There is a certain sense of indulgence to this, but also an infectious warmth. These six episodes are all relatively short, with runtimes ranging from 10-to-17 minutes, meaning that none outstay their welcome. Indeed, the narratives themselves have a broad and archetypal quality to them that makes them feel more like parables. Generic but profound titles like “Life and Death,” “Justice,” and “Choices” evoke the sorts of life lessons that would open episodes of The Clone Wars.
Tales of the Jedi is a showcase for the talents of the animators who worked on The Clone Wars. This is evident even in looking at the character animations, which have come a long way since the original animated shows launched. The design of Qui-Gon Jinn (Micheál Richardson, Liam Neeson) is particularly impressive. It is detailed enough to be immediately recognizable as Liam Neeson in a way that Obi-Wan isn’t as Ewan McGregor, but it also fits squarely within the show’s distinct design aesthetic.
Each installment features a unique environment that places singular constraints and demands on the production team. The big action beat in “Choices” unfolds in a still autumnal grove, like something from a samurai film. The bulk of “The Sith Lord” is set in an industrial zone on Coruscant that recalls the urban wasteland of Blade Runner 2049. The climactic duel of “Resolve” takes place in a windswept village as it burns. There is a lot of impressive craft at work here.
This is intentional. Filoni’s scripts are often minimalist, relying heavily on mood and imagery. There’s a confident stillness and quietness to shorts like “Life and Death” and “Resolve,” trusting in the visual strengths of the medium. The three shorts focusing on Ahsoka aren’t revelatory or epic, but instead assured and comfortable. To watch Tales of the Jedi is to see a creative team that knows exactly how good they are at what they are doing. Nobody’s breaking a sweat, but it’s fun to watch.
That said, Tales of the Jedi is most effective when focusing on Dooku. Dooku has never had the same popularity among fans as Darth Maul (Ray Park, Peter Serafinowicz, Sam Witwer), perhaps because an old British character actor lacks the compelling visual hook of a horned and tattooed demon with a double-sided lightsaber. Dooku has never screamed out for an extended backstory or focus, often seeming like the awkward “middle child” of Emperor Palpatine’s (Ian McDiarmid) three major apprentices.

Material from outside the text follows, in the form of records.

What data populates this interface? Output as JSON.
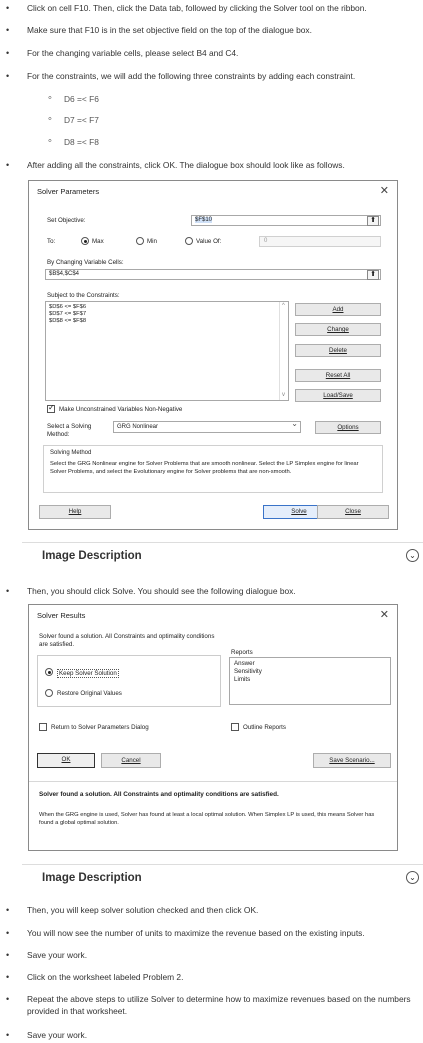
{
  "instructions": {
    "step1": "Click on cell F10. Then, click the Data tab, followed by clicking the Solver tool on the ribbon.",
    "step2": "Make sure that F10 is in the set objective field on the top of the dialogue box.",
    "step3": "For the changing variable cells, please select B4 and C4.",
    "step4": "For the constraints, we will add the following three constraints by adding each constraint.",
    "constraints": [
      "D6 =< F6",
      "D7 =< F7",
      "D8 =< F8"
    ],
    "step5": "After adding all the constraints, click OK. The dialogue box should look like as follows.",
    "step6": "Then, you should click Solve. You should see the following dialogue box.",
    "step7": "Then, you will keep solver solution checked and then click OK.",
    "step8": "You will now see the number of units to maximize the revenue based on the existing inputs.",
    "step9": "Save your work.",
    "step10": "Click on the worksheet labeled Problem 2.",
    "step11": "Repeat the above steps to utilize Solver to determine how to maximize revenues based on the numbers provided in that worksheet.",
    "step12": "Save your work."
  },
  "solver_params": {
    "title": "Solver Parameters",
    "close": "✕",
    "set_objective_label": "Set Objective:",
    "set_objective_value": "$F$10",
    "to_label": "To:",
    "max_label": "Max",
    "min_label": "Min",
    "value_of_label": "Value Of:",
    "value_of_value": "0",
    "changing_cells_label": "By Changing Variable Cells:",
    "changing_cells_value": "$B$4,$C$4",
    "constraints_label": "Subject to the Constraints:",
    "constraint_items": [
      "$D$6 <= $F$6",
      "$D$7 <= $F$7",
      "$D$8 <= $F$8"
    ],
    "add": "Add",
    "change": "Change",
    "delete": "Delete",
    "reset_all": "Reset All",
    "load_save": "Load/Save",
    "nonneg_label": "Make Unconstrained Variables Non-Negative",
    "method_label_line1": "Select a Solving",
    "method_label_line2": "Method:",
    "method_value": "GRG Nonlinear",
    "options": "Options",
    "solving_method_title": "Solving Method",
    "solving_method_text": "Select the GRG Nonlinear engine for Solver Problems that are smooth nonlinear. Select the LP Simplex engine for linear Solver Problems, and select the Evolutionary engine for Solver problems that are non-smooth.",
    "help": "Help",
    "solve": "Solve",
    "close_btn": "Close",
    "up_arrow": "⬆",
    "down_chev": "⌄"
  },
  "image_desc": {
    "label": "Image Description",
    "icon": "⌄"
  },
  "solver_results": {
    "title": "Solver Results",
    "close": "✕",
    "found_text": "Solver found a solution.  All Constraints and optimality conditions are satisfied.",
    "reports_label": "Reports",
    "reports": [
      "Answer",
      "Sensitivity",
      "Limits"
    ],
    "keep_label": "Keep Solver Solution",
    "restore_label": "Restore Original Values",
    "return_label": "Return to Solver Parameters Dialog",
    "outline_label": "Outline Reports",
    "ok": "OK",
    "cancel": "Cancel",
    "save_scenario": "Save Scenario...",
    "bold_msg": "Solver found a solution.  All Constraints and optimality conditions are satisfied.",
    "detail_msg": "When the GRG engine is used, Solver has found at least a local optimal solution. When Simplex LP is used, this means Solver has found a global optimal solution."
  }
}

The greatest accomplishment of Tales of the Jedi might be that it turns Dooku into a genuinely compelling and tragic figure. “Justice” and “Choices” confront Dooku with the failure of the Republic, of the political corruption and inequality eating away at the institutions that he is sworn to protect. While George Lucas rooted the prequel trilogy in the specifics of the War on Terror, Filoni sketches Dooku as a much more modern political allegory. There’s a lot of pointed political commentary here.
Tales of the Jedi could easily devolve into fan service. “The Sith Lord” opens with what is basically a deleted scene from The Phantom Menace and goes on to explain what happened to Master Yaddle (Bryce Dallas Howard) between The Phantom Menace and Attack of the Clones. However, Filoni is careful to root his storytelling in character and theme. Liam Neeson’s cameo in “The Sith Lord” is not an empty callback, but a key emotional beat in Dooku’s journey to the Dark Side.
Tales of the Jedi doesn’t feel as “important” or “necessary” to Disney’s larger plans for the Star Wars brand as The Book of Boba Fett or Obi-Wan Kenobi did. Indeed, it’s tempting to describe the anthology as “inessential.” Unlike those projects, nobody “asked for” Tales of the Jedi, and the series doesn’t seem like it is “for” anybody except those who enjoy good Star Wars. Then again, this is precisely what makes Tales of the Jedi so appealing and engaging.